All diagnoses must be coded according to the CMS International Classification of Diseases (ICD) Clinical Modification Guidelines for Coding and Reporting.

Highmark began the chart retrieval process April 3, and providers are being contacted randomly to participate through Oct. 20.

What information is being reviewed?

Member medical records are being reviewed to verify that complete and accurate documentation exists to support confirmed or suspected chronic illnesses and conditions diagnosed during patient visits.
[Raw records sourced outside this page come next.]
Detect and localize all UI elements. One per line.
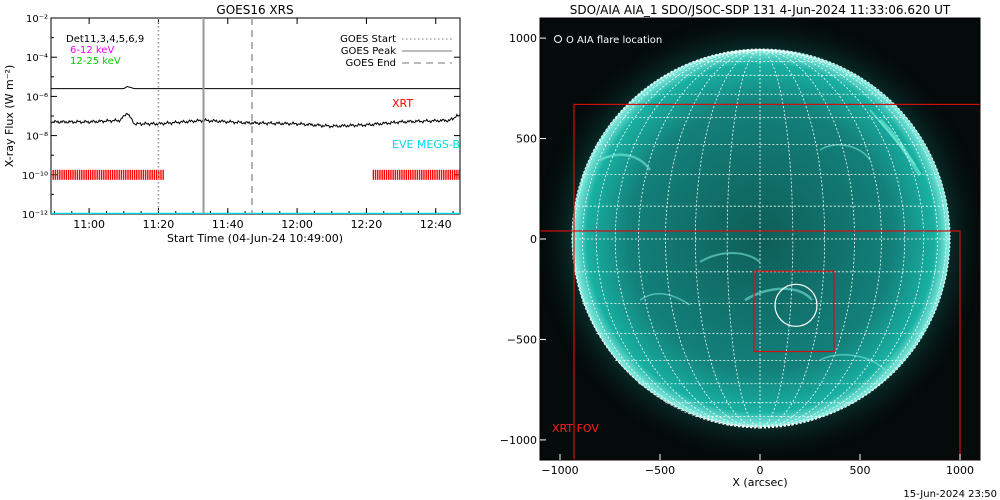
goes-y-tick-label: 10⁻⁸ — [26, 132, 48, 143]
goes-x-axis-label: Start Time (04-Jun-24 10:49:00) — [167, 232, 343, 245]
aia-flare-legend: O AIA flare location — [554, 35, 662, 46]
aia-panel: SDO/AIA AIA_1 SDO/JSOC-SDP 131 4-Jun-202… — [500, 3, 997, 500]
aia-x-axis-label: X (arcsec) — [732, 476, 787, 489]
goes-y-tick-label: 10⁻⁶ — [26, 92, 48, 103]
legend-goes-end-label: GOES End — [346, 58, 396, 69]
longitude-line — [759, 49, 906, 429]
aia-x-tick-label: −500 — [645, 464, 675, 477]
footer-timestamp: 15-Jun-2024 23:50 — [903, 489, 997, 500]
longitude-line — [726, 49, 761, 429]
aia-title: SDO/AIA AIA_1 SDO/JSOC-SDP 131 4-Jun-202… — [570, 3, 951, 17]
solar-limb — [571, 48, 951, 428]
goes-title: GOES16 XRS — [216, 3, 293, 17]
aia-y-tick-label: −500 — [507, 333, 537, 346]
aia-y-tick-label: −1000 — [500, 434, 537, 447]
goes-flux-series — [51, 112, 460, 129]
aia-axes: −1000 −500 0 500 1000 1000 500 0 −500 −1000 — [500, 32, 974, 477]
fov-box — [753, 270, 835, 353]
fov-boxes — [540, 103, 980, 460]
legend-12-25-kev: 12-25 keV — [70, 56, 121, 67]
legend-6-12-kev: 6-12 keV — [70, 45, 114, 56]
aia-y-tick-label: 1000 — [509, 32, 537, 45]
goes-y-axis-label: X-ray Flux (W m⁻²) — [3, 65, 16, 167]
flare-legend-label: O AIA flare location — [566, 35, 662, 46]
fov-box — [573, 103, 980, 460]
longitude-line — [759, 49, 939, 429]
longitude-line — [759, 49, 925, 429]
label-eve-megs-b: EVE MEGS-B — [392, 138, 460, 151]
aia-x-tick-label: −1000 — [541, 464, 578, 477]
aia-y-tick-label: 500 — [516, 133, 537, 146]
aia-flare-location-circle — [774, 283, 818, 327]
goes-flux-series — [51, 85, 460, 90]
goes-y-tick-label: 10⁻⁴ — [26, 53, 48, 64]
label-xrt: XRT — [392, 97, 413, 110]
goes-y-tick-label: 10⁻¹⁰ — [22, 171, 48, 182]
solar-disk — [572, 49, 950, 427]
goes-event-lines — [157, 18, 253, 214]
aia-x-tick-label: 0 — [757, 464, 764, 477]
heliographic-grid — [571, 49, 949, 429]
goes-x-tick-label: 11:20 — [143, 218, 175, 231]
flare-markers — [774, 283, 818, 327]
goes-x-tick-label: 12:20 — [351, 218, 383, 231]
goes-series-group — [51, 85, 460, 214]
longitude-line — [581, 49, 761, 429]
goes-x-tick-label: 11:40 — [212, 218, 244, 231]
goes-x-tick-label: 11:00 — [73, 218, 105, 231]
goes-y-tick-label: 10⁻² — [26, 14, 48, 25]
aia-y-tick-label: 0 — [530, 233, 537, 246]
aia-x-tick-label: 1000 — [946, 464, 974, 477]
goes-x-tick-label: 12:00 — [281, 218, 313, 231]
longitude-line — [614, 49, 761, 429]
longitude-line — [573, 49, 761, 429]
goes-y-tick-label: 10⁻¹² — [22, 210, 48, 221]
flare-legend-symbol — [554, 35, 562, 43]
legend-goes-peak-label: GOES Peak — [341, 46, 396, 57]
legend-goes-start-label: GOES Start — [340, 34, 396, 45]
goes-x-tick-label: 12:40 — [420, 218, 452, 231]
longitude-line — [759, 49, 794, 429]
goes-panel: GOES16 XRS 10⁻¹² 10⁻¹⁰ 10⁻⁸ 10⁻⁶ 10⁻⁴ 10⁻² 11… — [3, 3, 461, 245]
goes-x-axis: 11:00 11:20 11:40 12:00 12:20 12:40 — [53, 18, 454, 231]
longitude-line — [665, 49, 761, 429]
longitude-line — [759, 49, 855, 429]
xrt-fov-label: XRT FOV — [552, 422, 599, 435]
goes-y-axis: 10⁻¹² 10⁻¹⁰ 10⁻⁸ 10⁻⁶ 10⁻⁴ 10⁻² — [22, 14, 460, 221]
legend-detectors: Det11,3,4,5,6,9 — [66, 34, 144, 45]
longitude-line — [595, 49, 761, 429]
aia-x-tick-label: 500 — [850, 464, 871, 477]
xrt-fov-box — [540, 230, 961, 460]
goes-event-legend: GOES Start GOES Peak GOES End — [340, 34, 452, 69]
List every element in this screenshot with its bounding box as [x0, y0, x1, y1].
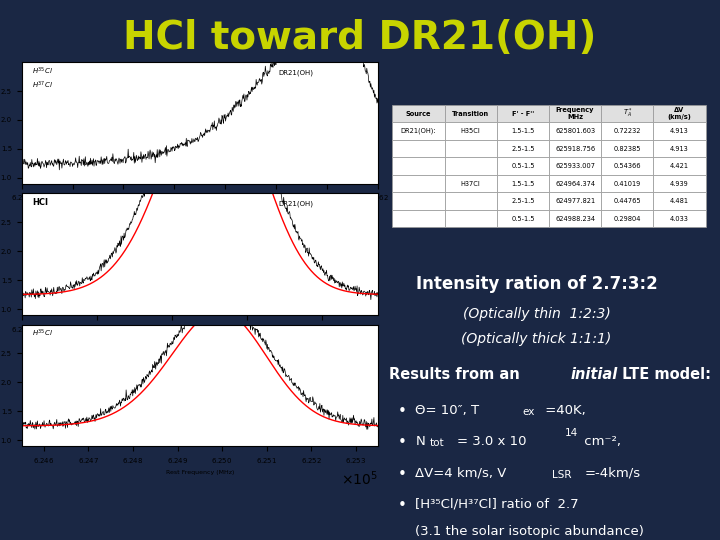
Text: $H^{35}Cl$: $H^{35}Cl$ [32, 65, 53, 77]
Text: initial: initial [571, 367, 618, 382]
Text: •: • [398, 498, 407, 513]
Text: =-4km/s: =-4km/s [585, 467, 641, 480]
Text: [H³⁵Cl/H³⁷Cl] ratio of  2.7: [H³⁵Cl/H³⁷Cl] ratio of 2.7 [415, 498, 579, 511]
Text: = 3.0 x 10: = 3.0 x 10 [457, 435, 527, 448]
Text: •: • [398, 404, 407, 419]
Text: Intensity ration of 2.7:3:2: Intensity ration of 2.7:3:2 [415, 275, 657, 293]
Text: ex: ex [522, 407, 534, 417]
Text: DR21(OH): DR21(OH) [278, 200, 313, 207]
Text: (Optically thick 1:1:1): (Optically thick 1:1:1) [462, 332, 611, 346]
X-axis label: Rest Frequency (MHz): Rest Frequency (MHz) [166, 339, 234, 344]
Text: cm⁻²,: cm⁻², [580, 435, 621, 448]
Text: •: • [398, 467, 407, 482]
Text: =40K,: =40K, [541, 404, 586, 417]
Text: DR21(OH): DR21(OH) [278, 69, 313, 76]
Text: HCl toward DR21(OH): HCl toward DR21(OH) [123, 19, 597, 57]
Text: $H^{35}Cl$: $H^{35}Cl$ [32, 328, 53, 339]
Text: tot: tot [430, 438, 444, 449]
Text: •: • [398, 435, 407, 450]
Text: (3.1 the solar isotopic abundance): (3.1 the solar isotopic abundance) [415, 525, 644, 538]
Text: LTE model:: LTE model: [617, 367, 711, 382]
Text: Θ= 10″, T: Θ= 10″, T [415, 404, 480, 417]
Text: ΔV=4 km/s, V: ΔV=4 km/s, V [415, 467, 507, 480]
Text: N: N [415, 435, 426, 448]
Text: (Optically thin  1:2:3): (Optically thin 1:2:3) [462, 307, 611, 321]
Text: 14: 14 [564, 428, 577, 438]
Text: $H^{37}Cl$: $H^{37}Cl$ [32, 80, 53, 91]
Text: LSR: LSR [552, 470, 572, 480]
X-axis label: Rest Frequency (MHz): Rest Frequency (MHz) [166, 208, 234, 213]
Text: Results from an: Results from an [389, 367, 525, 382]
X-axis label: Rest Frequency (MHz): Rest Frequency (MHz) [166, 470, 234, 475]
Text: HCl: HCl [32, 199, 48, 207]
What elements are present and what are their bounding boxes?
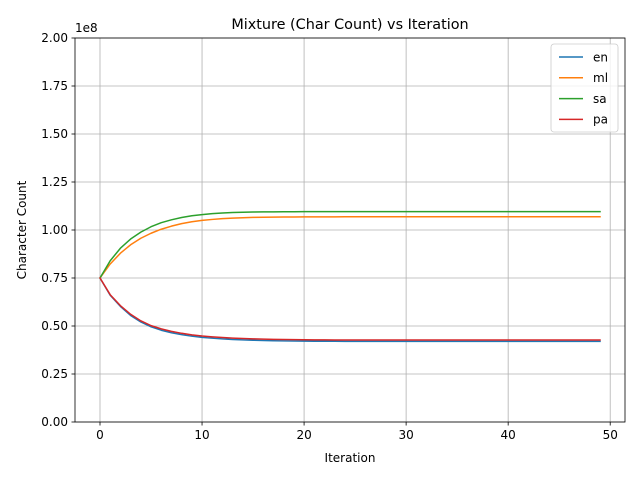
x-tick-label: 0 xyxy=(96,428,104,442)
x-tick-label: 10 xyxy=(194,428,209,442)
chart-title: Mixture (Char Count) vs Iteration xyxy=(231,17,468,33)
series-line-ml xyxy=(98,216,601,280)
series-lines xyxy=(98,210,601,343)
x-tick-label: 30 xyxy=(398,428,413,442)
y-tick-label: 2.00 xyxy=(41,31,68,45)
legend: en ml sa pa xyxy=(550,43,619,133)
y-axis-label: Character Count xyxy=(15,180,29,279)
y-tick-label: 1.75 xyxy=(41,79,68,93)
y-tick-label: 0.00 xyxy=(41,415,68,429)
y-tick-label: 1.25 xyxy=(41,175,68,189)
x-axis-ticks: 0 10 20 30 40 50 xyxy=(96,422,618,442)
y-tick-label: 0.75 xyxy=(41,271,68,285)
x-tick-label: 40 xyxy=(501,428,516,442)
y-axis-offset-label: 1e8 xyxy=(75,21,98,35)
series-line-pa xyxy=(98,276,601,341)
x-axis-label: Iteration xyxy=(325,451,376,465)
legend-label-en: en xyxy=(593,50,608,64)
y-axis-ticks: 0.00 0.25 0.50 0.75 1.00 1.25 1.50 1.75 2.00 xyxy=(41,31,75,429)
y-tick-label: 1.00 xyxy=(41,223,68,237)
series-line-sa xyxy=(98,210,601,280)
y-tick-label: 0.50 xyxy=(41,319,68,333)
y-tick-label: 0.25 xyxy=(41,367,68,381)
legend-box xyxy=(550,43,619,133)
y-tick-label: 1.50 xyxy=(41,127,68,141)
legend-label-pa: pa xyxy=(593,113,608,127)
series-line-en xyxy=(98,276,601,343)
legend-label-ml: ml xyxy=(593,71,608,85)
x-tick-label: 20 xyxy=(296,428,311,442)
legend-label-sa: sa xyxy=(593,92,607,106)
x-tick-label: 50 xyxy=(603,428,618,442)
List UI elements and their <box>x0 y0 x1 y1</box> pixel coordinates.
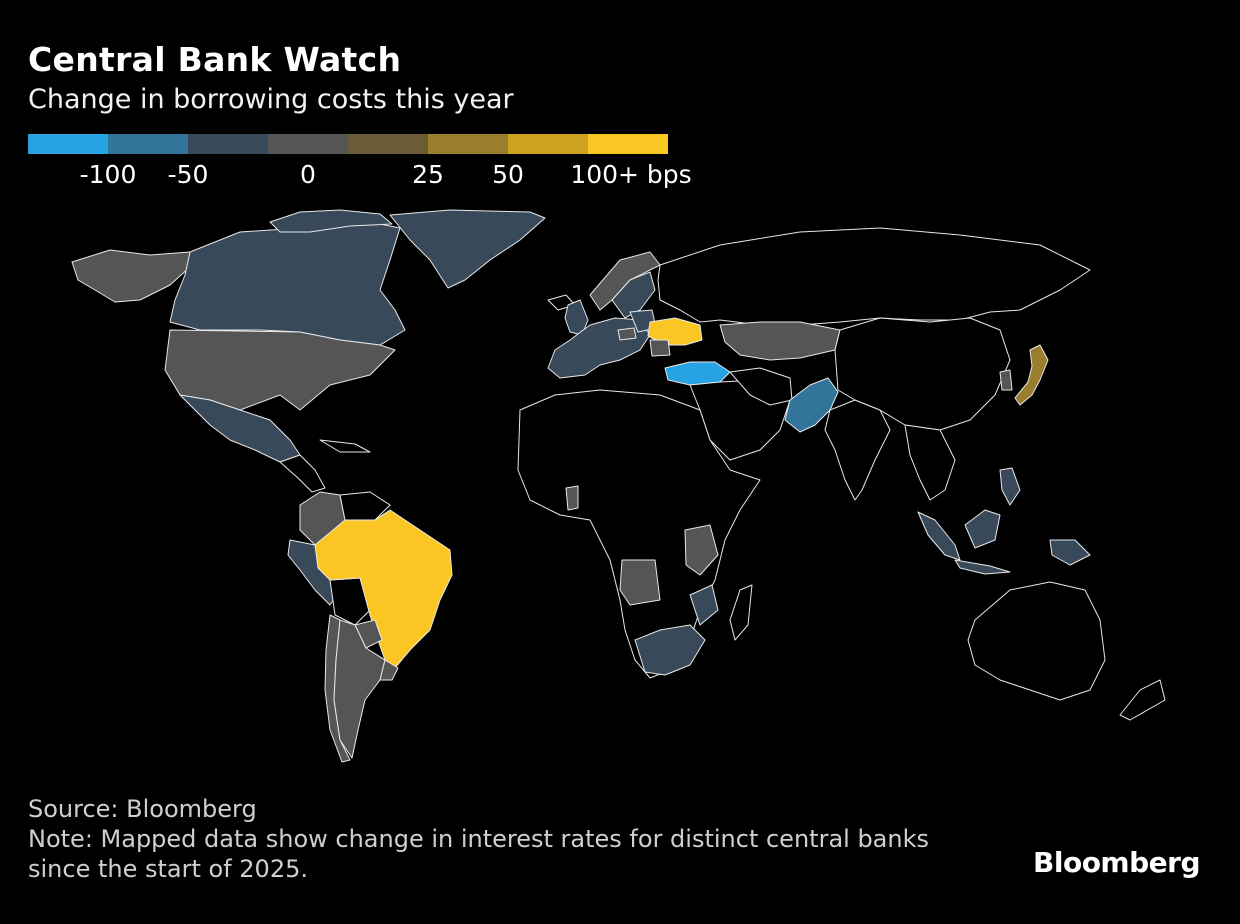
legend-swatch <box>588 134 668 154</box>
country-kenya <box>684 524 719 576</box>
country-australia <box>967 581 1106 701</box>
legend-label: 100+ bps <box>570 160 692 189</box>
country-turkey <box>664 361 731 386</box>
country-kazakhstan <box>719 321 841 361</box>
legend-label: -50 <box>167 160 209 189</box>
legend-swatch <box>508 134 588 154</box>
country-indonesia-borneo <box>964 509 1001 549</box>
legend-swatch <box>348 134 428 154</box>
country-madagascar <box>729 584 753 641</box>
country-canada <box>169 219 406 346</box>
country-czechia <box>617 327 637 341</box>
country-japan <box>1014 344 1049 406</box>
country-philippines <box>999 467 1021 506</box>
country-canada-islands <box>269 209 393 233</box>
country-new-zealand <box>1119 679 1166 721</box>
legend-swatch <box>28 134 108 154</box>
legend-swatch <box>428 134 508 154</box>
legend-label: -100 <box>79 160 137 189</box>
note-text-line1: Note: Mapped data show change in interes… <box>28 825 929 853</box>
footer: Source: Bloomberg Note: Mapped data show… <box>28 794 929 884</box>
region-venezuela <box>339 491 391 521</box>
source-text: Source: Bloomberg <box>28 795 257 823</box>
note-text-line2: since the start of 2025. <box>28 855 308 883</box>
country-mozambique <box>689 584 719 626</box>
country-ukraine <box>647 317 703 346</box>
country-india <box>824 399 891 501</box>
map-subtitle: Change in borrowing costs this year <box>28 84 514 115</box>
region-central-america <box>279 454 326 493</box>
legend-label: 25 <box>412 160 444 189</box>
country-china <box>834 317 1011 431</box>
country-ghana <box>565 485 579 511</box>
country-alaska <box>71 249 201 303</box>
country-russia <box>657 227 1091 326</box>
region-southeast-asia <box>904 424 956 501</box>
bloomberg-logo: Bloomberg <box>1033 846 1200 879</box>
color-legend <box>28 134 668 154</box>
legend-swatch <box>268 134 348 154</box>
country-argentina <box>333 619 386 759</box>
country-norway <box>589 251 661 311</box>
legend-swatch <box>188 134 268 154</box>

In some cases, diagnosis-related information contained in medical records doesn't get reported to Highmark via claims data. This program is intended to get a complete account of all diagnosis codes supported by medical record documentation and to evaluate the specificity of ICD-10-CM coding.

The initiative complies with applicable laws, rules and regulations, including the Health Insurance Portability and Accountability Act (HIPAA).

When and how will I be contacted?

You may be contacted any time from now through Oct. 20. If you are selected to participate in the chart review process, one of three approved Highmark vendors will contact your office or facility:

  • CIOX Health (formerly known as ECS and Healthport)
  • Verscend (formerly known as Verisk)
  • ArroHealth (formerly known as MedSave)

According to the provisions of your Highmark provider agreement, you are required to supply copies of any requested member medical records to the vendor that contacts you. The vendor won’t ask you to submit original records. However, complete medical records must be submitted within 30 days of request and without charge.

The vendor will contact you most likely by telephone to verify the list of Highmark members’ names and to discuss methods for submitting their individual records. Then the formal request and list will be mailed or faxed to you.